Akibatnya, Martino mengaku mengalami kerugian cukup besar. Pasalnya, beberapa tanaman hortikultura siap panen seperti Kacang hijau, jagung, Ubi Kayu (Singkong) dan umbian lain di kebunnya hampir ludes dilahap sapi Daniel.
“Sapi milik Daniel Laka itu makan tanaman yang ada di kebun saya itu. Sebagian besar habis,” cerita Martino kepada VoxNtt.com, Rabu (12/08/2020) di kediamannya.
Atas kejadian yang menimpa tanamannya itu, Martino Dasilva bersama keluarga mendatangi rumah Daniel Laka untuk meminta pertanggungjawaban dan menuntut ganti rugi.
Di rumahnya, Daniel menerima kedatangan Martino dan keluarga dengan baik. Menurut Martino, Daniel bersedia untuk bertanggung jawab.
Namun, suasana berubah menjadi kacau karena kehadiran pihak ketiga yang tidak ada hubungannya dengan masalah tersebut. Oknum itu berusaha memprovokasi suasana pertemuan keluarga Martino dengan Daniel.
“Pemilik Sapi ini terima baik kedatangan kami. Namun ada tetangga yang tidak terima baik. Tetangga itu langsung menyambar kami dengan kalimat yang tidak etis dan terkesan menyudutkan kami, warga baru eks Tim-Tim,” tutur Martino yang diamini oleh warga eks Tim-Tim yang hadir.

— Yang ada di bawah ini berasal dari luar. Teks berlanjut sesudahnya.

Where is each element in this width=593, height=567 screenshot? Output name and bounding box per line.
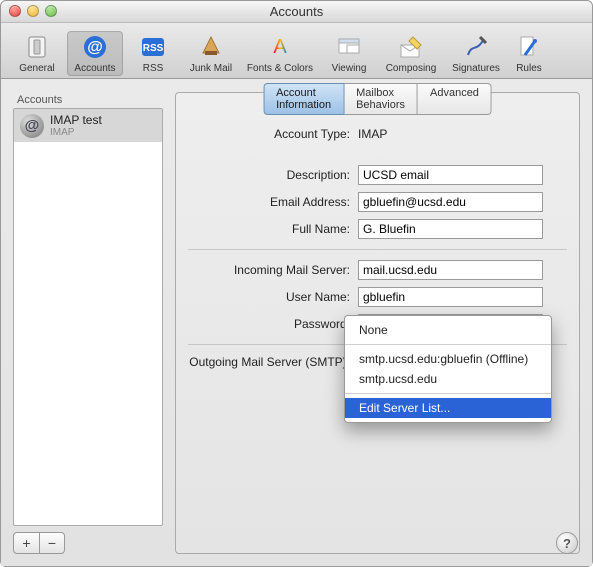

Oknum itu adalah MJ. Dia membuat Martino dan keluarganya yang mendiami kompleks Camp Tualaran tersinggung dengan mengatai mereka sebagai pengacau.
MJ, kata Martino bahkan sempat mengancam akan mengusir mereka dari Tualaran.
Pernyataan MJ itu sempat menimbulkan pertikaian, namun berhasil dilerai oleh warga sekitar.
Martino mengakui, di rumah Daniel, istrinya memang sempat bernada kasar lantaran kecewa karena hasil keringatnya dihabisi sapi Daniel.
“Istri saya memang ke sana (pemilik Sapi) dengan nada kasar. Wajar, hasil keringat kami dirusaki oleh Sapi. Tapi tetangga tidak terima baik, dia mengatai bahwa kami ini tukang bikin kacau. Bahkan dia mengancam akan mengusir kami dari Tualaran,” tutur Martino.
MJ Lapor Ke Polsek Sasitamean
Bukannya merasa bersalah dengan ucapannya yang menyudutkan warga Camp hingga menimbulkan pertikaian di rumah Daniel, MJ malah melaporkan keluarga Martino ke Polsek Sasitamean, pada Selasa (11/08/2020).
MJ melaporkan Martino dan keluarga dengan tuduhan membuat kerusuhan.
Padahal menurut Martino, mereka pergi secara baik-baik guna meminta pertanggungjawaban tuan sapi. Tak ada sedikit pun niat untuk membuat masalah.
Hal itu kata dia, buktinya pemilik sapi menerima kehadiran mereka dengan baik dan bersedia untuk bertanggung jawab dan ada upaya penyelesaian masalah secara adat.
Pertikaian terjadi, justru karena ulah MJ sendiri yang tidak ada hubungannya dengan masalah tersebut tetapi berusaha memprovokasi suasana, dengan mengeluarkan pernyataan yang bersifat rasis dan menyudutkan warga Camp Tualaran itu.
Mereka pun meyayangkan sikap MJ yang terkesan mengada-ada alasan untuk melaporkan Martino, cs.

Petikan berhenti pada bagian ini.